CHICAGO TRIBUNE
Dr Cory Franklin
May 21, 2014
President Barack Obama recently warned the country about climate change, referencing the recently released National Climate Assessment, mandated by Congress and published every four years as a guide to policymakers. In doing so, he called out skeptics: “Unfortunately, inside of Washington, we’ve still got some climate deniers who shout loud, but they’re wasting everybody’s time on a settled debate. … Climate change is a fact. … Rising sea levels, drought, more wildfires, more severe storms — those are bad for the economy. … Climate change is not some far-off problem in the future. It’s happening now.”

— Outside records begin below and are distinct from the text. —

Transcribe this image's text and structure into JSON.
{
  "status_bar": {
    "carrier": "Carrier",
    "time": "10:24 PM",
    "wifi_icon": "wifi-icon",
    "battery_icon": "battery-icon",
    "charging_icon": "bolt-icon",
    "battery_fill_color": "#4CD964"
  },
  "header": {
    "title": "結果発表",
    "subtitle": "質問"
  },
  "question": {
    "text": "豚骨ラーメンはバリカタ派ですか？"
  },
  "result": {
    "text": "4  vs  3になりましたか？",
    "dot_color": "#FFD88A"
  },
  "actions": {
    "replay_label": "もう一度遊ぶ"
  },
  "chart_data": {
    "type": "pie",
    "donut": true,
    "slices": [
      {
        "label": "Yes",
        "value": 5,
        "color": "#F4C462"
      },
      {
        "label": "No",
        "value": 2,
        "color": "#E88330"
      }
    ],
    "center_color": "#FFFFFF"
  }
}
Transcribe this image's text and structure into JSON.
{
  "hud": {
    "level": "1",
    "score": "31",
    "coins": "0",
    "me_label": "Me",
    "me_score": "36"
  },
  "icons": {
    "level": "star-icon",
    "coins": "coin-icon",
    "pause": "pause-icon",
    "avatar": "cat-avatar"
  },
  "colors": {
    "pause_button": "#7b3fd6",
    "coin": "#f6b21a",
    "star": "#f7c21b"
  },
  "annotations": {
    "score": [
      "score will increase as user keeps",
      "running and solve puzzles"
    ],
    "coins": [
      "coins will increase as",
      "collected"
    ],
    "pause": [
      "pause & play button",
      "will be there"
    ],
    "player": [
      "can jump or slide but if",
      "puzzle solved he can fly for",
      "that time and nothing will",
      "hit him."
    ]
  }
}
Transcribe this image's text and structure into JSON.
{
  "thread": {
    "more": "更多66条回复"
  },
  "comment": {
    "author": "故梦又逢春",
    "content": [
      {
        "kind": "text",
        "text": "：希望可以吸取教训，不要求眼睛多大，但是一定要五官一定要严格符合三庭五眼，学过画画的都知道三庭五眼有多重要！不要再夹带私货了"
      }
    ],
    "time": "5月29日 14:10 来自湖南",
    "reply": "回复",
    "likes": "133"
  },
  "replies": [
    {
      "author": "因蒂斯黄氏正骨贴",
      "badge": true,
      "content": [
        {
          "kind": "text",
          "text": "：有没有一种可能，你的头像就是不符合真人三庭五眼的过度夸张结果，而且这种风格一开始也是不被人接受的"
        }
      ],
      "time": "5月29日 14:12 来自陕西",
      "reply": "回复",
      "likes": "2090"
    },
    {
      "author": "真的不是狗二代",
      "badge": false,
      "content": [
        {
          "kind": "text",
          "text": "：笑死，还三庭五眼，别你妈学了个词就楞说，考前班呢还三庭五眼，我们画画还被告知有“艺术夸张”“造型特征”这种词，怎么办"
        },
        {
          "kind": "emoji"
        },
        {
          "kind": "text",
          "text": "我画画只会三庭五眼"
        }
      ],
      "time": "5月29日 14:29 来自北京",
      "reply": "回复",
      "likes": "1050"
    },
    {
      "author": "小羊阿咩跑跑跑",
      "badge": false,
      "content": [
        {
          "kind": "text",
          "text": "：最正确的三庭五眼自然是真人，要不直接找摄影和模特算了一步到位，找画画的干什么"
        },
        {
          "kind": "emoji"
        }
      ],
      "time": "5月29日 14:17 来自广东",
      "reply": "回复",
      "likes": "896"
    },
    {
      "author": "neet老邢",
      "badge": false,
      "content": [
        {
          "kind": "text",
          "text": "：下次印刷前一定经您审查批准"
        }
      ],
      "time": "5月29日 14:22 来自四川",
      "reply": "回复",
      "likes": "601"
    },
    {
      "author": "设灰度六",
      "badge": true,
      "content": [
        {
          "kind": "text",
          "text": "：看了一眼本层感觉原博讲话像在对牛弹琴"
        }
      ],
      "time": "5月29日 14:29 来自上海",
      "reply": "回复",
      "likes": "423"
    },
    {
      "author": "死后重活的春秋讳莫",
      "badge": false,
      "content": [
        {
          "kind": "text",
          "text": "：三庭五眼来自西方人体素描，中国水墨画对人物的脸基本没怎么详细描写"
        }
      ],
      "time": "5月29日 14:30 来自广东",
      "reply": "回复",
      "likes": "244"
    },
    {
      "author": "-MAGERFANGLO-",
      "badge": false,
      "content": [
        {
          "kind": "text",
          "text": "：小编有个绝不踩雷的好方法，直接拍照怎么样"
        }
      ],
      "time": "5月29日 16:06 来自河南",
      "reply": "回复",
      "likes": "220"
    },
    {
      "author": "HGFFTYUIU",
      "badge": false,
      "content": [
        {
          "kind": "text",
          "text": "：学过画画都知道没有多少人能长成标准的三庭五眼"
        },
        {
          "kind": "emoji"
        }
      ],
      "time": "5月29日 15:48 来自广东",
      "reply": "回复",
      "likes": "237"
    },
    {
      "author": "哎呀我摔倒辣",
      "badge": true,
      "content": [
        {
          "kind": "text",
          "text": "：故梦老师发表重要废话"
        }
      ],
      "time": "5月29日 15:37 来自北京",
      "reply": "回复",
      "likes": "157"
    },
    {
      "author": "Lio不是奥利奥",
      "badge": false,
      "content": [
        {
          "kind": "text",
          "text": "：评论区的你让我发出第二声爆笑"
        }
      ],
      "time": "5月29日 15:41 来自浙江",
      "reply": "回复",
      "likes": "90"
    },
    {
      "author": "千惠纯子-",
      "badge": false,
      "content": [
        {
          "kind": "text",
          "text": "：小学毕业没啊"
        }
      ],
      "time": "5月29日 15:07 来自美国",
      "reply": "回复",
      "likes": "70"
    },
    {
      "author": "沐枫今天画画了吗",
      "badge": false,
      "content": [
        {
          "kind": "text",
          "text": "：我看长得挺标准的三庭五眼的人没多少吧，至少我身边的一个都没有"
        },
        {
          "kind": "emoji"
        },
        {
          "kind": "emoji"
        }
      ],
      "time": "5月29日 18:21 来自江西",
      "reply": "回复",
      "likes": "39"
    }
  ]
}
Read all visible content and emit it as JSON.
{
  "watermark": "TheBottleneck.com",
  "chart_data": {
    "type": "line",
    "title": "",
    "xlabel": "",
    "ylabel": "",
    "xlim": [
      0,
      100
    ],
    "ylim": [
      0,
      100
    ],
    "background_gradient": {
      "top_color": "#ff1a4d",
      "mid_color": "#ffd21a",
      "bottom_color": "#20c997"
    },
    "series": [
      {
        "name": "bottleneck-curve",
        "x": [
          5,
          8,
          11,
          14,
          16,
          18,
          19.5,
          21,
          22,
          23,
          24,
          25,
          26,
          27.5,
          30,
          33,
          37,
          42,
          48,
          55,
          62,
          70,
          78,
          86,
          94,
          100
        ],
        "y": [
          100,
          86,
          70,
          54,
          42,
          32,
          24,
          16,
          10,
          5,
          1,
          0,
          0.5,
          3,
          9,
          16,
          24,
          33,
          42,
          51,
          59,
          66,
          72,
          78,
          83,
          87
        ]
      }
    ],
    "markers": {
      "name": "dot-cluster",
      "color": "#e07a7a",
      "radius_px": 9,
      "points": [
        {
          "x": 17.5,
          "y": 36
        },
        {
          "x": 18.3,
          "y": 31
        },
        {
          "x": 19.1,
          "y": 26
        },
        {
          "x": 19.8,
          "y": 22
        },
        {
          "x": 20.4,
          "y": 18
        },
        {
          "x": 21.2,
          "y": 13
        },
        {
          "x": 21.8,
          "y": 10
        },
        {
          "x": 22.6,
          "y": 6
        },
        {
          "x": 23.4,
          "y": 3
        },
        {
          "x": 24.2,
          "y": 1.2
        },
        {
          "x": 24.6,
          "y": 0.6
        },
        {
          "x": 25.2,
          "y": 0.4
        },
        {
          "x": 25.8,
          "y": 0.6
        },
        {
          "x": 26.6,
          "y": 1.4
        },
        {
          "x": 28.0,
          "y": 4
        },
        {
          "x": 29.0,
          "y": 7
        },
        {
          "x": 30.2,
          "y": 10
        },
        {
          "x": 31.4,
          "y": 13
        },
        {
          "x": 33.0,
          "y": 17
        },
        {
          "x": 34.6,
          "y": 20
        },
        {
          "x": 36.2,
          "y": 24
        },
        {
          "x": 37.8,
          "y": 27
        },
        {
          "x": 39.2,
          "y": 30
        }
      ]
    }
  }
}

Global warming and its dire consequences may very well come to pass. But with due respect to the president, his experts and everyone complaining about wasted time: The rigid tone, blind appeal to authority and constant use of the terms “denier” and “settled debate” do not reflect true scientific thought or serve the public well.
Science is about explaining nature. The scientist’s role is not to tell the public what to believe. It is to clarify ideas, as efficiently as possible, so the public can understand the questions at hand.
The climate debate isn’t settled; it has hardly begun. The Earth has warmed 1.4 degrees Fahrenheit over the last century. Most of this rise has been in the last 50 years, coincident with higher atmospheric carbon dioxide levels produced by increased fossil fuel consumption. But future atmospheric warming depends on poorly understood feedback loops, and future warming estimates vary significantly. Climate scientists should explain to the public the strengths and limitations of their methods and data; any scientific journal editor would demand as much. Instead, too many scientists simply seek to silence critics.
….Unlike history, physical science, particularly climate science, is a discipline that is validated differently — through future observation. And the further one ventures into the future, the more uncertain prediction becomes. Tomorrow’s weather is easier to predict than next week’s. There is more error inherent in predicting what the climate will be in 2100 than what it will be in 2050. Someone skeptical of science’s ability to predict climate 100 years hence should never be painted with the same brush as people who deny the existence of a crematorium at Auschwitz. That is arrant nonsense.
Rather than argue their time is being wasted, those claiming the debate is settled would be well-served by a little humility. When addressing deference to authority in science, Albert Einstein, a scientific authority of some renown, humbled himself by saying, “Whoever undertakes to set himself up as judge in the field of truth and knowledge is shipwrecked by the laughter of the gods.”